Dec 2, 2021 - Technology

FTC sues to block Nvidia's $40B Arm acquisition

The words "Arm" and "Nvidia" against a grey background with the Nvidia logo in the middle.
Image: Nvidia

The Federal Trade Commission sued to block the chip supplier Nvidia's $40 billion acquisition of U.K. chip designer Arm, arguing the deal would give Nvidia too much control over the technology and designs its competitors rely on.

Why it matters: Arm's chip designs are used in phones, tablets, game consoles and by companies including Apple, Samsung and Qualcomm.

Driving the news: The complaint from the FTC, approved unanimously and announced on Thursday, argues that because Arm's designs are a critical input that enables competition between Nvidia and its rivals, the deal would give Nvidia the ability to undermine its competitors.

  • This could lead to reduced innovation, higher prices and less choice, the FTC argues.
  • Specifically, the FTC says the deal would hurt competition in three markets in which Nvidia competes: advanced driver assistance systems, networking products and in cloud computing.

What they're saying: "The FTC is suing to block the largest semiconductor chip merger in history to prevent a chip conglomerate from stifling the innovation pipeline for next-generation technologies,” FTC Bureau of Competition Director Holly Vedova said in a statement.

  • “Tomorrow’s technologies depend on preserving today’s competitive, cutting-edge chip markets.
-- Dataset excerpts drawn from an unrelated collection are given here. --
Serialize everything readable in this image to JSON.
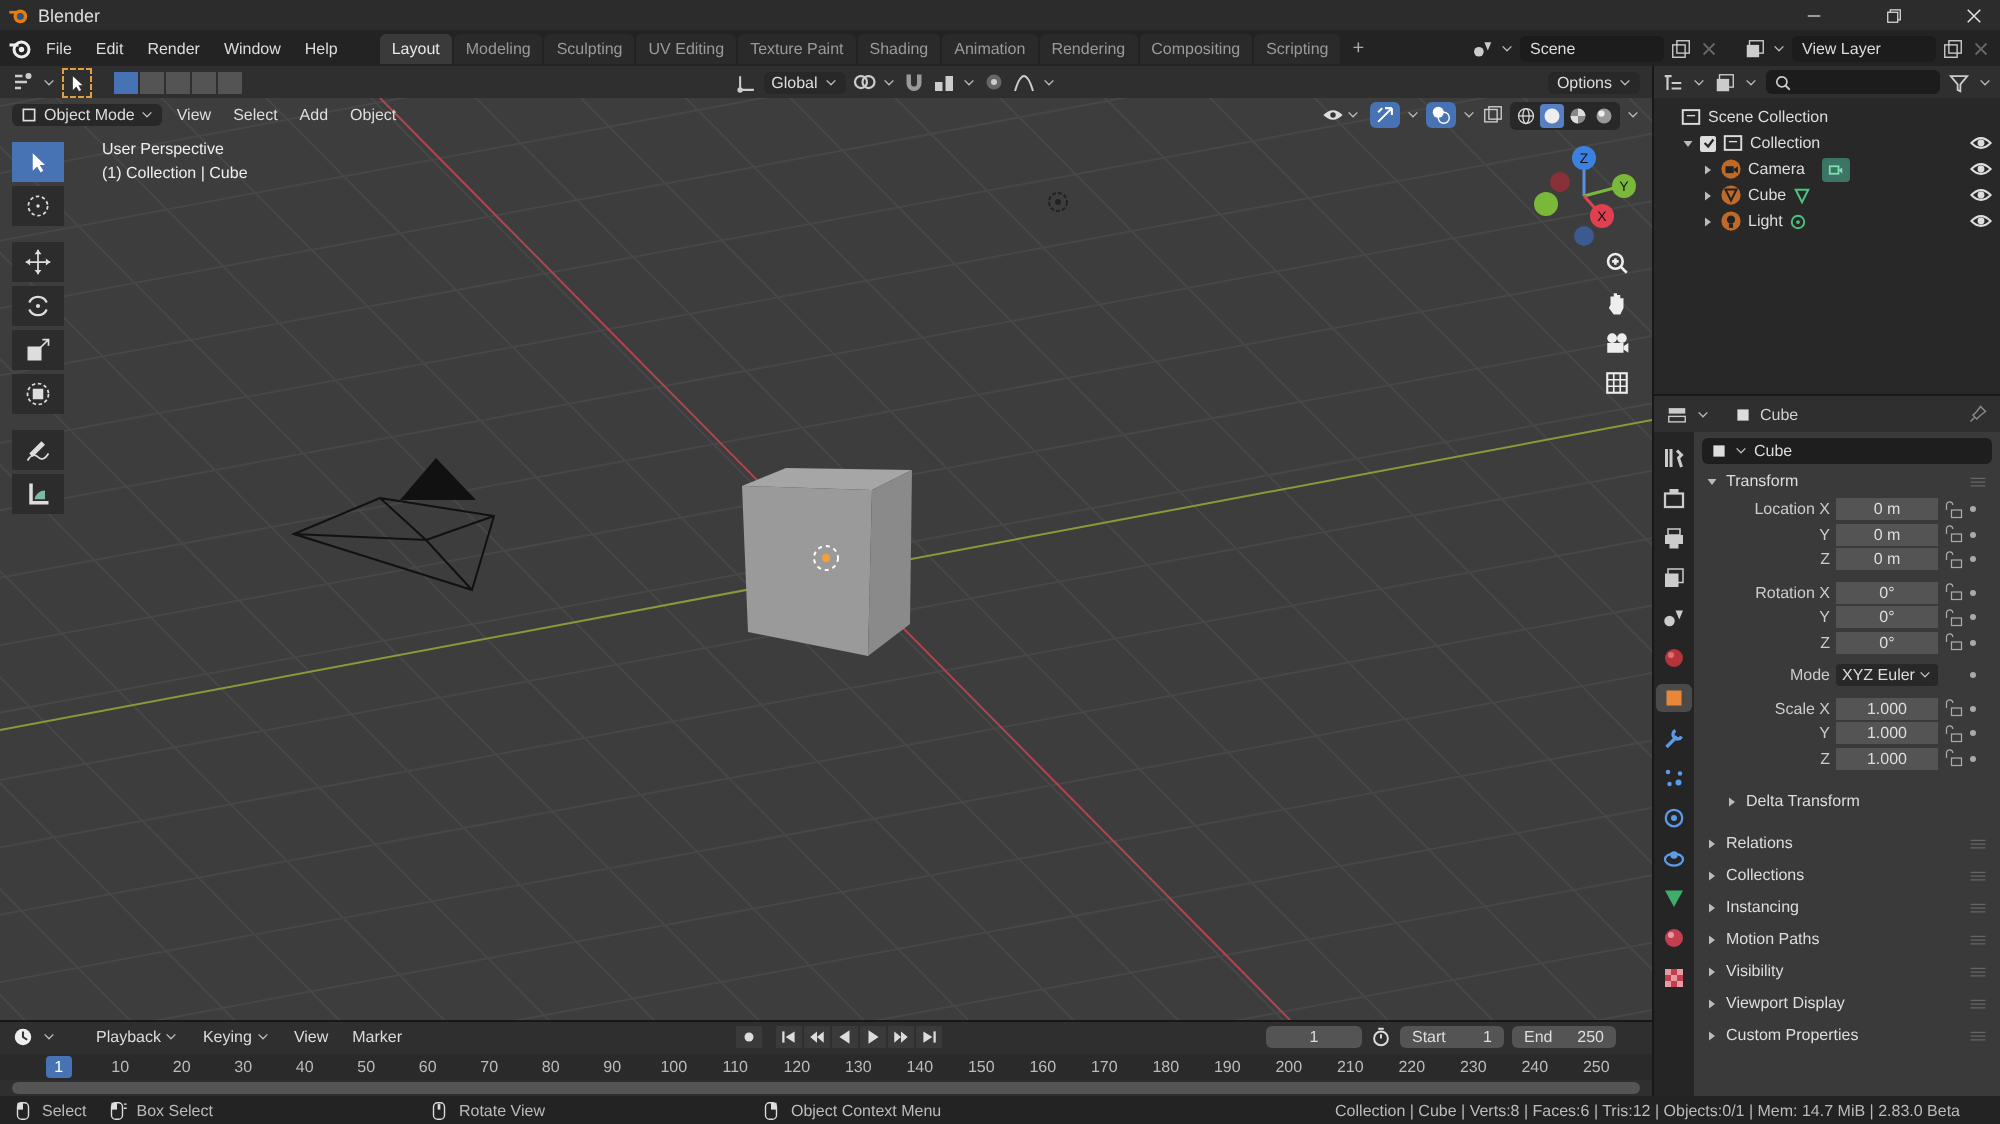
{
  "window": {
    "title": "Blender"
  },
  "menu": [
    "File",
    "Edit",
    "Render",
    "Window",
    "Help"
  ],
  "workspaces": [
    {
      "label": "Layout",
      "selected": true
    },
    {
      "label": "Modeling",
      "selected": false
    },
    {
      "label": "Sculpting",
      "selected": false
    },
    {
      "label": "UV Editing",
      "selected": false
    },
    {
      "label": "Texture Paint",
      "selected": false
    },
    {
      "label": "Shading",
      "selected": false
    },
    {
      "label": "Animation",
      "selected": false
    },
    {
      "label": "Rendering",
      "selected": false
    },
    {
      "label": "Compositing",
      "selected": false
    },
    {
      "label": "Scripting",
      "selected": false
    }
  ],
  "add_workspace": "+",
  "scene": "Scene",
  "view_layer": "View Layer",
  "viewport": {
    "select_modes": [
      {
        "selected": true
      },
      {
        "selected": false
      },
      {
        "selected": false
      },
      {
        "selected": false
      },
      {
        "selected": false
      }
    ],
    "orientation": "Global",
    "options": "Options",
    "mode": "Object Mode",
    "menus": [
      "View",
      "Select",
      "Add",
      "Object"
    ],
    "shading": [
      {
        "kind": "wireframe",
        "selected": false
      },
      {
        "kind": "solid",
        "selected": true
      },
      {
        "kind": "material",
        "selected": false
      },
      {
        "kind": "rendered",
        "selected": false
      }
    ],
    "overlay_lines": [
      "User Perspective",
      "(1) Collection | Cube"
    ],
    "tools": [
      {
        "kind": "select",
        "selected": true
      },
      {
        "kind": "cursor",
        "selected": false
      },
      {
        "kind": "move",
        "selected": false
      },
      {
        "kind": "rotate",
        "selected": false
      },
      {
        "kind": "scale",
        "selected": false
      },
      {
        "kind": "transform",
        "selected": false
      },
      {
        "kind": "annotate",
        "selected": false
      },
      {
        "kind": "measure",
        "selected": false
      }
    ],
    "gizmo": {
      "x": "X",
      "y": "Y",
      "z": "Z"
    }
  },
  "outliner": {
    "items": [
      {
        "label": "Scene Collection",
        "kind": "scene_collection",
        "children": [
          {
            "label": "Collection",
            "kind": "collection",
            "checked": true,
            "expanded": true,
            "visible": true,
            "children": [
              {
                "label": "Camera",
                "kind": "camera",
                "expanded": false,
                "visible": true
              },
              {
                "label": "Cube",
                "kind": "mesh",
                "expanded": false,
                "visible": true
              },
              {
                "label": "Light",
                "kind": "light",
                "expanded": false,
                "visible": true
              }
            ]
          }
        ]
      }
    ]
  },
  "properties": {
    "object": "Cube",
    "name_field": "Cube",
    "tabs": [
      {
        "kind": "tool",
        "selected": false
      },
      {
        "kind": "render",
        "selected": false
      },
      {
        "kind": "output",
        "selected": false
      },
      {
        "kind": "view_layer",
        "selected": false
      },
      {
        "kind": "scene",
        "selected": false
      },
      {
        "kind": "world",
        "selected": false
      },
      {
        "kind": "object",
        "selected": true
      },
      {
        "kind": "modifier",
        "selected": false
      },
      {
        "kind": "particles",
        "selected": false
      },
      {
        "kind": "physics",
        "selected": false
      },
      {
        "kind": "constraints",
        "selected": false
      },
      {
        "kind": "data",
        "selected": false
      },
      {
        "kind": "material",
        "selected": false
      },
      {
        "kind": "texture",
        "selected": false
      }
    ],
    "transform": {
      "label": "Transform",
      "expanded": true,
      "groups": [
        [
          {
            "label": "Location X",
            "value": "0 m",
            "kind": "number"
          },
          {
            "label": "Y",
            "value": "0 m",
            "kind": "number"
          },
          {
            "label": "Z",
            "value": "0 m",
            "kind": "number"
          }
        ],
        [
          {
            "label": "Rotation X",
            "value": "0°",
            "kind": "number"
          },
          {
            "label": "Y",
            "value": "0°",
            "kind": "number"
          },
          {
            "label": "Z",
            "value": "0°",
            "kind": "number"
          }
        ],
        [
          {
            "label": "Mode",
            "value": "XYZ Euler",
            "kind": "dropdown"
          }
        ],
        [
          {
            "label": "Scale X",
            "value": "1.000",
            "kind": "number"
          },
          {
            "label": "Y",
            "value": "1.000",
            "kind": "number"
          },
          {
            "label": "Z",
            "value": "1.000",
            "kind": "number"
          }
        ]
      ],
      "subpanel": {
        "label": "Delta Transform",
        "expanded": false
      }
    },
    "panels": [
      {
        "label": "Relations",
        "expanded": false
      },
      {
        "label": "Collections",
        "expanded": false
      },
      {
        "label": "Instancing",
        "expanded": false
      },
      {
        "label": "Motion Paths",
        "expanded": false
      },
      {
        "label": "Visibility",
        "expanded": false
      },
      {
        "label": "Viewport Display",
        "expanded": false
      },
      {
        "label": "Custom Properties",
        "expanded": false
      }
    ]
  },
  "timeline": {
    "menus": [
      {
        "label": "Playback",
        "dropdown": true
      },
      {
        "label": "Keying",
        "dropdown": true
      },
      {
        "label": "View",
        "dropdown": false
      },
      {
        "label": "Marker",
        "dropdown": false
      }
    ],
    "current_frame": "1",
    "start_label": "Start",
    "start": "1",
    "end_label": "End",
    "end": "250",
    "ticks": [
      {
        "label": "1",
        "selected": true
      },
      {
        "label": "10",
        "selected": false
      },
      {
        "label": "20",
        "selected": false
      },
      {
        "label": "30",
        "selected": false
      },
      {
        "label": "40",
        "selected": false
      },
      {
        "label": "50",
        "selected": false
      },
      {
        "label": "60",
        "selected": false
      },
      {
        "label": "70",
        "selected": false
      },
      {
        "label": "80",
        "selected": false
      },
      {
        "label": "90",
        "selected": false
      },
      {
        "label": "100",
        "selected": false
      },
      {
        "label": "110",
        "selected": false
      },
      {
        "label": "120",
        "selected": false
      },
      {
        "label": "130",
        "selected": false
      },
      {
        "label": "140",
        "selected": false
      },
      {
        "label": "150",
        "selected": false
      },
      {
        "label": "160",
        "selected": false
      },
      {
        "label": "170",
        "selected": false
      },
      {
        "label": "180",
        "selected": false
      },
      {
        "label": "190",
        "selected": false
      },
      {
        "label": "200",
        "selected": false
      },
      {
        "label": "210",
        "selected": false
      },
      {
        "label": "220",
        "selected": false
      },
      {
        "label": "230",
        "selected": false
      },
      {
        "label": "240",
        "selected": false
      },
      {
        "label": "250",
        "selected": false
      }
    ]
  },
  "status_bar": {
    "hints": [
      {
        "kind": "left",
        "label": "Select"
      },
      {
        "kind": "left_drag",
        "label": "Box Select"
      },
      {
        "kind": "middle",
        "label": "Rotate View"
      },
      {
        "kind": "right",
        "label": "Object Context Menu"
      }
    ],
    "stats": "Collection | Cube | Verts:8 | Faces:6 | Tris:12 | Objects:0/1 | Mem: 14.7 MiB | 2.83.0 Beta"
  }
}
This proposed deal would distort Arm’s incentives in chip markets and allow the combined firm to unfairly undermine Nvidia’s rivals."

The other side: Nvidia said it would keep Arm's open licensing model when the deal was announced.

  • "As we move into this next step in the FTC process, we will continue to work to demonstrate that this transaction will benefit the industry and promote competition," an Nvidia spokesperson said in a statement.

Be smart: Arm doesn't make chips itself, but rather creates underlying designs that are widely used in everything from phones to networking gear to cars.